One time, (I hope I'm not repeating myself here) I asked my Superstar Husband if he thought Kid A was... okay.
"Why?" he wanted to know.
"Well, he's always doing something with his hands. Fiddling. He flicks his fingers against his jaw, or he does that funny little scratching motion on his forehead, and he's constantly kicking. Do you think that's normal?"
"I'm just, you know, worried that he's anxious or something," I said. And then I laughed, because it was such a ridiculous, "Me" thing to say.
"Rae, he's just like me. Think about it. Do you notice a similarity?"
And suddenly the light switched on. Chinua's leg jiggling, the pacing, the rubbing together of the socks, the drumming tabla beats on the table when we're waiting for our food to come at a restaurant, the poking at my face and collarbone and elbows when he's noticing me... Kid A is exactly like his father.
I remember once, at the beach on the Gulf of Mexico. Kid A was only 1. I was sitting in the sand and looked up to see little Kid A holding a handful of sand, completely lost in the act of letting it slowly trickle down in a stream to the sand below. Directly behind him, with the exact same expression on his face, was his dad, holding a hand full of sand, watching it trickle, lost in it.
They have minds that are constantly working. And with their constantly working minds are bodies that are always moving.
I stopped worrying, after that conversation.
But today, while I didn't start worrying again, I realized that I may be in for many long years of annoying actions while thinking. Because today was the introduction of the tuneless whistle.

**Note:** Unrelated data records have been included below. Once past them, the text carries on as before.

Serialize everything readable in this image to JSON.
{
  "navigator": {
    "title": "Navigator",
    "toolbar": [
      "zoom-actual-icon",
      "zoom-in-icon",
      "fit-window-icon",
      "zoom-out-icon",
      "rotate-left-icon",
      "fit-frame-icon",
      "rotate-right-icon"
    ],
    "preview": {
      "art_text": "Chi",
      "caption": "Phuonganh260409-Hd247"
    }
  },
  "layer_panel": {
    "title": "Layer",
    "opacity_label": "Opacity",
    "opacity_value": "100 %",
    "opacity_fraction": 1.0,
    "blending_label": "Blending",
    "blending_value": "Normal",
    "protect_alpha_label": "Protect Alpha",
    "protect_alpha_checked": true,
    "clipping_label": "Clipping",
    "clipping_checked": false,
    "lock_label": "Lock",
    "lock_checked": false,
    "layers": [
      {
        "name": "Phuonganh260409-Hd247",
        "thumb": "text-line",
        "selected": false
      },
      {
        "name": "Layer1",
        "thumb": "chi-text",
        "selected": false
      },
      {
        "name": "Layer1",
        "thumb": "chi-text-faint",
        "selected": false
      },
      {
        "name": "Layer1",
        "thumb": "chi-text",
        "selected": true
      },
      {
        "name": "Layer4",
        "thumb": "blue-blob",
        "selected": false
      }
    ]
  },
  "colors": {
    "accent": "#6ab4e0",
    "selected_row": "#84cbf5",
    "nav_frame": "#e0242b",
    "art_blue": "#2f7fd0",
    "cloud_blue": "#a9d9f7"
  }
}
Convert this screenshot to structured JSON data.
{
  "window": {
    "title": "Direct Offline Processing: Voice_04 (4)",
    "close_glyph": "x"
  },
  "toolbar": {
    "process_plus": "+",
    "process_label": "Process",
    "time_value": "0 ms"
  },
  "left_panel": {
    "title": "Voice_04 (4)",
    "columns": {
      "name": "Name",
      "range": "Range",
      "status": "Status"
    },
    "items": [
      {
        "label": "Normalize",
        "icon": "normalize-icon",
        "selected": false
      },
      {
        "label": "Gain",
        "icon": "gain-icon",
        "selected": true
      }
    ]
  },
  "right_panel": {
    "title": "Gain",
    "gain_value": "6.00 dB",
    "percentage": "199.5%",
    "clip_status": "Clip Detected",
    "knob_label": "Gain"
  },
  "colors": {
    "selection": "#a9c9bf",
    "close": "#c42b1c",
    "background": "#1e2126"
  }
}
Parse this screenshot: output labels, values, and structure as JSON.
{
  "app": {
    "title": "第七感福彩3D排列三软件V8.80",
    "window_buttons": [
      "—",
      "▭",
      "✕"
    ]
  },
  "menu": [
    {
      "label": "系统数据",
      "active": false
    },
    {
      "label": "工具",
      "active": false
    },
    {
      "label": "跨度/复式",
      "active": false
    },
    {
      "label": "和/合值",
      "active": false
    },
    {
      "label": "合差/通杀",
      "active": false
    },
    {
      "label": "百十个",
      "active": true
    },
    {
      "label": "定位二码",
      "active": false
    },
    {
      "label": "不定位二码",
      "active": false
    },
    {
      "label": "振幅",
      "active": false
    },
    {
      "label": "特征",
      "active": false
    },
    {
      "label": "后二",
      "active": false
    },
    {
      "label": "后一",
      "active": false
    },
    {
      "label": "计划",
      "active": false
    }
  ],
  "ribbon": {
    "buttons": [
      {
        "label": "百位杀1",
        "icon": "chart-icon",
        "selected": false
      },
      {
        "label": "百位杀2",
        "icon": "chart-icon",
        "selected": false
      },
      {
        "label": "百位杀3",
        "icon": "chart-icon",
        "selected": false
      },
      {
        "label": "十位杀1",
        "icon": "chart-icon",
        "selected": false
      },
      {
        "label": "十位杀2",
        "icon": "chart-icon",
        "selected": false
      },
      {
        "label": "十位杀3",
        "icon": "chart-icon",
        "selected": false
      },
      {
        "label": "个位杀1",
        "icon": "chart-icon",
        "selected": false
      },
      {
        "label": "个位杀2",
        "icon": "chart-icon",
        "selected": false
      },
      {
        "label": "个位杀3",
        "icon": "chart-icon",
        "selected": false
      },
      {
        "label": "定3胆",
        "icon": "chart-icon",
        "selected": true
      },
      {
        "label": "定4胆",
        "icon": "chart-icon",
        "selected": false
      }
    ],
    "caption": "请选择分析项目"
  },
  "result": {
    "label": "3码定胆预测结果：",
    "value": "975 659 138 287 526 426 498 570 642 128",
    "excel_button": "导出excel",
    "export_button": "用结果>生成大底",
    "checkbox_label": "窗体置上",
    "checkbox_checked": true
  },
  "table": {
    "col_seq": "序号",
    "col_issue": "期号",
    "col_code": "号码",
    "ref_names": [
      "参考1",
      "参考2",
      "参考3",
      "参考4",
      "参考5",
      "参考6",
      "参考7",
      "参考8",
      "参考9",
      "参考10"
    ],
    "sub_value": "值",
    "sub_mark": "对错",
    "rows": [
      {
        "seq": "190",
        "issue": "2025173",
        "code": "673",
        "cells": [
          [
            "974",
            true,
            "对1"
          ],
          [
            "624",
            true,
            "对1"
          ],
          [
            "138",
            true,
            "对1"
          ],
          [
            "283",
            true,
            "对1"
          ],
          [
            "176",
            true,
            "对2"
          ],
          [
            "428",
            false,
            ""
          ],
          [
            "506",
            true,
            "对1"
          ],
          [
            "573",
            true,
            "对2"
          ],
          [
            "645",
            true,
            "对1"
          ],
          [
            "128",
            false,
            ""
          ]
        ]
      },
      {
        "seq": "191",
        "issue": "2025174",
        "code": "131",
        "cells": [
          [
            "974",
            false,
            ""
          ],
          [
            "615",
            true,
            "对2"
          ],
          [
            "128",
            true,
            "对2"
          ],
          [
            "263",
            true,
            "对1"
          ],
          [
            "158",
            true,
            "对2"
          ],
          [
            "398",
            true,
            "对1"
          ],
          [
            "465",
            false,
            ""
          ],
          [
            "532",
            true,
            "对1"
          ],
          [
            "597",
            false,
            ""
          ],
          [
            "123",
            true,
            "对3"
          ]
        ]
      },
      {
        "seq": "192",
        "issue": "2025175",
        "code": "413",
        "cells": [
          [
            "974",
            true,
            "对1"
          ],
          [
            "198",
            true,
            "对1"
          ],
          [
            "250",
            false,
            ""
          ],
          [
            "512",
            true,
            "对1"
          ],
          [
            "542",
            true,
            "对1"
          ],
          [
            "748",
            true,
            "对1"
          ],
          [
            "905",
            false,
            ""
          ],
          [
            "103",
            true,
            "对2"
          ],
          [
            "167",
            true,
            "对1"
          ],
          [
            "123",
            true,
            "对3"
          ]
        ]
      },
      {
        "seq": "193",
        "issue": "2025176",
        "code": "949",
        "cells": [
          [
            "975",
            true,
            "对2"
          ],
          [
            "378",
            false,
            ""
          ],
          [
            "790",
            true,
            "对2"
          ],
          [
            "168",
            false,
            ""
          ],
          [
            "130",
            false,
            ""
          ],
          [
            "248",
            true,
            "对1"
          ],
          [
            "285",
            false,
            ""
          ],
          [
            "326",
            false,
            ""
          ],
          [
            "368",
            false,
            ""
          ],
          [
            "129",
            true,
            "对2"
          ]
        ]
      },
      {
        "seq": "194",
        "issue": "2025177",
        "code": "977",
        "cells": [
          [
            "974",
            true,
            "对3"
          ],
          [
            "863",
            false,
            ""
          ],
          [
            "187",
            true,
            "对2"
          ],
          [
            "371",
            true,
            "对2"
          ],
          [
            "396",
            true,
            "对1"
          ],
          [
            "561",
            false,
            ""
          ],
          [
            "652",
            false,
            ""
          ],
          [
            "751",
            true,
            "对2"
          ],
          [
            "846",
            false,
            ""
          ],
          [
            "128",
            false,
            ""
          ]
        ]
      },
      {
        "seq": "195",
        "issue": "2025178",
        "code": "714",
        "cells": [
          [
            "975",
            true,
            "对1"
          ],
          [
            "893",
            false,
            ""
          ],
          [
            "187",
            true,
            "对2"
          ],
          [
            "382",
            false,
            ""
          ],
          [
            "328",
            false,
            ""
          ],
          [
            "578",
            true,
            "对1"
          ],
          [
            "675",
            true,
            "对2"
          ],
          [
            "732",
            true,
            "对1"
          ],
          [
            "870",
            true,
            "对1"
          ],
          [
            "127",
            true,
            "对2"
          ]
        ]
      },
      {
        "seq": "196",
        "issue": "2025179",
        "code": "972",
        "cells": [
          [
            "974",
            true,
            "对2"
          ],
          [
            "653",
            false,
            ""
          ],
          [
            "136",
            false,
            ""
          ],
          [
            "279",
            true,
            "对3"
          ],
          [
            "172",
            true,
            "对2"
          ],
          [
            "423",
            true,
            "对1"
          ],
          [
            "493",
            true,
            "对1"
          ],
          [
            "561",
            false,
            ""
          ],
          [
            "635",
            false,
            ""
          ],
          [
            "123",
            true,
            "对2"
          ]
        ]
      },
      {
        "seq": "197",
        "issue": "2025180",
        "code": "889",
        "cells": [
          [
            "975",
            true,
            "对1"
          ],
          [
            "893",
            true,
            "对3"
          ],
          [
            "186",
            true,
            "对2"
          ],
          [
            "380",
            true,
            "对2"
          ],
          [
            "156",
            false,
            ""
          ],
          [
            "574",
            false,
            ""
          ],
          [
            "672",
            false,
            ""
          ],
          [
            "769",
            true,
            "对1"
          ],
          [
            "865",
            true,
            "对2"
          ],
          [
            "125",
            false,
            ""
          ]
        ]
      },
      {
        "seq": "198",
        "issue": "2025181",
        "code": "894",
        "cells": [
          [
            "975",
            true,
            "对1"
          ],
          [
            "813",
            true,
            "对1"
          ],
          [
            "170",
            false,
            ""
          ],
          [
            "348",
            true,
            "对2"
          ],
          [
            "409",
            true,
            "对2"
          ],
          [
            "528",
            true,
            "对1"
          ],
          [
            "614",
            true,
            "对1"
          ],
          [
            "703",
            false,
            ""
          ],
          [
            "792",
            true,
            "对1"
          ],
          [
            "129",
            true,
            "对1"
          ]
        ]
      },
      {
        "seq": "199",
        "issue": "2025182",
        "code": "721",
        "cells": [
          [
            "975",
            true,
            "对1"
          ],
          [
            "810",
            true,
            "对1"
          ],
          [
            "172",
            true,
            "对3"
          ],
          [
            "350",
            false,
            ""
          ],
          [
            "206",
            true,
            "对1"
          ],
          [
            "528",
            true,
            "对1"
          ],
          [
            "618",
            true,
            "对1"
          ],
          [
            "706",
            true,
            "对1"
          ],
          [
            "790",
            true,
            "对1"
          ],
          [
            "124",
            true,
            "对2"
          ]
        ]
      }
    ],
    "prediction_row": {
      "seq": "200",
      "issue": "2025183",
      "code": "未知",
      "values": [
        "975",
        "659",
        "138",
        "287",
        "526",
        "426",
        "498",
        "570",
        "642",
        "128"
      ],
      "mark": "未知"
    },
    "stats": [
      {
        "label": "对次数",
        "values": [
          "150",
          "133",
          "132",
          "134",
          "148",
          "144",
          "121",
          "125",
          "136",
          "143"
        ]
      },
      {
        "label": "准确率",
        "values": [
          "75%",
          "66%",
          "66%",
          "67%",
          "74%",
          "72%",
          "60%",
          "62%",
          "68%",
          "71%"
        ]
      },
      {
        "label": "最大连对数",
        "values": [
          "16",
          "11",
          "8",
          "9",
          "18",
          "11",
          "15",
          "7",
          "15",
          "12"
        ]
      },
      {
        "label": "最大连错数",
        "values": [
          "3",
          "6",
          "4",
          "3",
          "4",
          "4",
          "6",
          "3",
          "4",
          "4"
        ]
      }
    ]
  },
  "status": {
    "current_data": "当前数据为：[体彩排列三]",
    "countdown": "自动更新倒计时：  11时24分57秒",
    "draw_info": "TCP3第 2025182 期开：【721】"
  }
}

The tuneless whistle is Kid A's new skill. The tuneless whistle has only one note. The tuneless whistle stops for no one, for nothing, and since I recognize the tuneless whistle as a developing skill, and don't want to squash it, I allowed it to go on for perhaps 32 hours today, with one exception. No tuneless whistling when we are sitting at the table eating together. Make that two exceptions. No tuneless whistling in MY EAR. All right.
Tonight I am missing out on a very special party, a medieval dinner that we were all invited to. Not only am I missing out on the eats, I am missing out on my husband as the jester, in full jester costume. Juggling, doing card tricks, whatever whatever, I'm used to the Super Talents around here, but the costume!
However, what I need more than seeing my husband in a Jester costume (I know, what could I need more than that?) is rest. I've been feeling like something the rats dragged out of their little holes. Something rotten that used to be shaped like an apple. Something. Just not like me. And we pregnant moms of three take our rest where we can.
By the way, from the last post, I don't want you to get the idea that I had no first trimester symptoms. There were those lovely days of running back and forth from the toilet eighteen times in an hour. And the sea sick symptoms when I was no where near the ocean, moaning about my messy house while feeling unable to leave the couch. Eating veerrrry slowly. A Christmas spent trying not to smell anything. Or see anything.
I just didn't know we were so close to the end of it. Hooray! Here's to feeling BETTER!
(By the way, in case you didn't get it from the flickr account owner info, I totally would never want to take credit for this shot- it's my Superstar Husband's.)